The Nokomai River (or Rokomai River) is a river in New Zealand, officially named on 1 January 1931.[1] It rises on Mount Tennyson and flows south-westerly into the Mataura River.[2] The valley was known for its gold rushes. In 1901 113 people lived in the valley.[3] By 1956 the population was down to 17.[4]
A small part of Nokomai patterned mire is in the Nokomai catchment.[5] It is part of a relatively unmodified wetland on several square kilometres of the southern Garvie Mountains.[6] It is possibly the largest such area in Australasia and is dominated by grasses, sedges and mosses, with shallow pools, small islands and clumps of low vegetation. The mire drains north via Roaring Lion Creek to the Nevis River, and south via Dome Burn to the Waikaia River.[7]Cardamine bilobata (bittercress), Neomyrtus pedunculata (rōhutu) and Veronica rigidula (hebe) are Nationally Critical species growing in the area.[8]
The Nokomai valley was part of the land acquired by the Crown under the 1848 Kemp’s Deed (over 20,000,000 acres (81,000 km2) for £2,000)[11] and 1853 Murihiku (6,900,000 acres (28,000 km2) for £2,600)[12] purchases.[13] The 1998 Ngāi Tahu Settlement redressed some of the injustices.[14]

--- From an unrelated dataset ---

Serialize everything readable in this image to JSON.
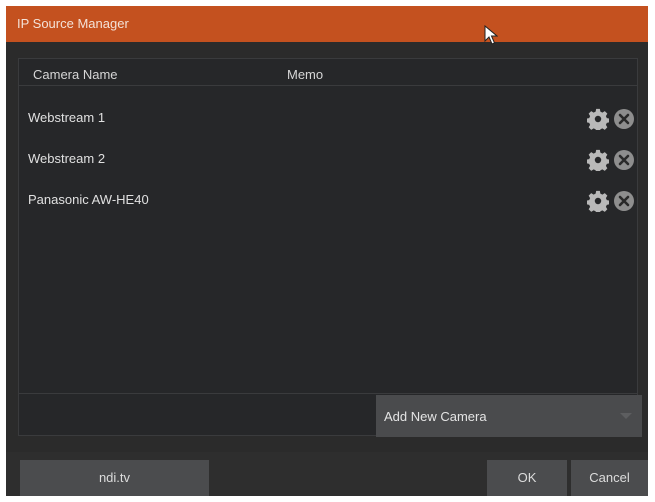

Donald Angus Cameron (1835-1918)[15] left Scotland in 1854, worked at Penola,[16] sailed from Melbourne to Dunedin in 1859,[17] took his sheep to the Nokomai valley that[18] and the following year[19] and named it after Glenfalloch (hidden glen), near his Inverness birthplace.[20] Glenfalloch station was sold to Frank Hall,[21] or Hore in 1950,[22] with whose family it remains, as a sheep and beef station[23] of 33,184 ha (82,000 acres), on a high country pastoral lease, which extends into the Nevis valley to the north.[13]
Gold
Victoria Gully, an eastern tributary of Nokomai,[24] had its first gold rush when 6 Victorian miners, including James Lamb, discovered alluvial gold in 1862 and named it after their place of origin.[25] It was one of the smaller gold fields, producing 1,984 oz (56.2 kg) in 1862,[26] though a government report in 1865 said it had more than justified expectations.[27]Charles Sew Hoy and his family mined the valley from January 1894.[28] Sew Hoy built two aqueducts to the valley. The 47 km (29 mi) race from Roaring Lion Creek in the Garvie mountains, to the north, took 3 years to cut.[29] Since 2014 it has had Roaring Lion walking and mountain-biking track alongside it from Garston, which includes Mud Hut and Slate Hut.[30] In 1932 The Nokomai Gold Mining Coy Ltd was floated, with capital of over £60,000 and a 150 ton, 50 ft (15 m)-high, dragline excavator was assembled.[31] It was found unsuitable and was last used on 12 April 1934.[32] The mine closed in February 1943.[33] The dredge was sold for use in the Avon River / Ōtākaro[34] and its generator for the Fraser River, both in 1948.[35] Gold was mined again from 1991.[36]
A 1924 report claimed that during the gold rushes Nokomai township had over 2,000 people, but by 1924 Glenfalloch's stone homestead stood alone. In the 1870s there was a wide main street, with Thomas Aiton’s Myall Hotel,[20] Thomas Whitaker's Provincial Hotel (c.1862-76)[37][38] and Job Coulam's United States Hotel (burnt down in 1888).[39] As well as running a store and hotel, Thomas Aiton was also secretary of a gold mining company wound up in 1874.[40] After a petition to the Education Board,[41] on 31 October 1870, a school for 50 children opened.[20] In 1922 it had 9 students.[42] The school seems to have closed between 1938[43] and 1943,[44] attendance still being recorded in 1934.[45] However, the 1924 report said it had closed and its bell moved to Athol school. The teacher, Henry Thurston Evans, set up the Nokomai Weekly Herald,[20] which was hand-written on 4 pages of small post folio.[46] It lasted a year from 11 November 1871.[47]
Railway station
About 8 mi (13 km) from the Nokomai valley,[20] was a flag station named Nokomai, on the Kingston branch railway.[3] It was west of the Slate Range, in the Mataura valley,[48] 72 mi 74 ch (117.4 km) from Invercargill, opened about July 1881 and closed to passengers on 4 October 1937 and completely on 25 November 1979.[49] It had a shelter shed on a platform with a cart approach.[50] A siding was added in 1895.[51] The station was 298 m (978 ft) above sea level, 7.81 km (4.85 mi) north of Athol and 2.47 km (1.53 mi) south of Garston.[52] The site is now on the Around the mountains cycle trail.[53]